Il compito del modulo principale è stabilire la comunicazione con il gestore e ricevere i comandi necessari per eseguire vari plugin, oltre a nascondere la presenza sulla macchina compromessa.
Ad esempio, il malware utilizza il typequatting per camuffarsi e si traveste da password Seahorse e gestore di chiavi.
Altri metodi di cloaking includono la modifica dei timestamp di artefatti dannosi utilizzando il timestemp e l’occultamento del PID e di tutte le porte di rete associate utilizzando uno dei numerosi rootkit che Lightning Framework è in grado di distribuire.
Il malware può prendere piede nel sistema creando uno script elastisearch in /etc/rc.d/init.d/, che verrà eseguito ad ogni avvio del sistema ed eseguirà nuovamente il modulo bootloader per reinfettare il dispositivo.
Inoltre, Lightning Framework aggiunge la propria backdoor basata su SSH al sistema infetto: avvia un server SSH utilizzando uno dei plugin scaricati (Linux.Plugin.Lightning.Sshd).

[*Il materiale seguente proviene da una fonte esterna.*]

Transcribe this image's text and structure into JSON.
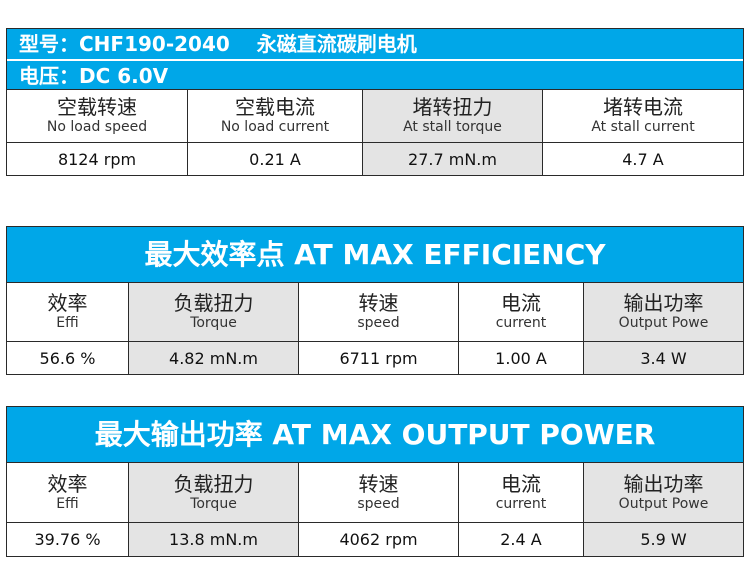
{
  "section1": {
    "model_line": "型号：CHF190-2040　 永磁直流碳刷电机",
    "voltage_line": "电压：DC 6.0V",
    "headers": [
      {
        "cn": "空载转速",
        "en": "No load speed"
      },
      {
        "cn": "空载电流",
        "en": "No load current"
      },
      {
        "cn": "堵转扭力",
        "en": "At stall torque"
      },
      {
        "cn": "堵转电流",
        "en": "At stall current"
      }
    ],
    "values": [
      "8124 rpm",
      "0.21  A",
      "27.7 mN.m",
      "4.7 A"
    ]
  },
  "section2": {
    "title": "最大效率点 AT MAX EFFICIENCY",
    "headers": [
      {
        "cn": "效率",
        "en": "Effi"
      },
      {
        "cn": "负载扭力",
        "en": "Torque"
      },
      {
        "cn": "转速",
        "en": "speed"
      },
      {
        "cn": "电流",
        "en": "current"
      },
      {
        "cn": "输出功率",
        "en": "Output Powe"
      }
    ],
    "values": [
      "56.6 %",
      "4.82 mN.m",
      "6711 rpm",
      "1.00 A",
      "3.4 W"
    ]
  },
  "section3": {
    "title": "最大输出功率 AT MAX OUTPUT POWER",
    "headers": [
      {
        "cn": "效率",
        "en": "Effi"
      },
      {
        "cn": "负载扭力",
        "en": "Torque"
      },
      {
        "cn": "转速",
        "en": "speed"
      },
      {
        "cn": "电流",
        "en": "current"
      },
      {
        "cn": "输出功率",
        "en": "Output Powe"
      }
    ],
    "values": [
      "39.76 %",
      "13.8 mN.m",
      "4062 rpm",
      "2.4 A",
      "5.9 W"
    ]
  }
}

Di conseguenza, ciò consentirà agli aggressori di connettersi alle macchine infette tramite SSH utilizzando le proprie chiavi SSH.
“Il Lightning Framework è un malware interessante perché è raro vedere una piattaforma così imponente costruita per Linux”, riassume Robinson. “Anche se non abbiamo tutti i file, possiamo dedurre alcune delle funzionalità mancanti in base alle righe e al codice dei moduli che abbiamo”.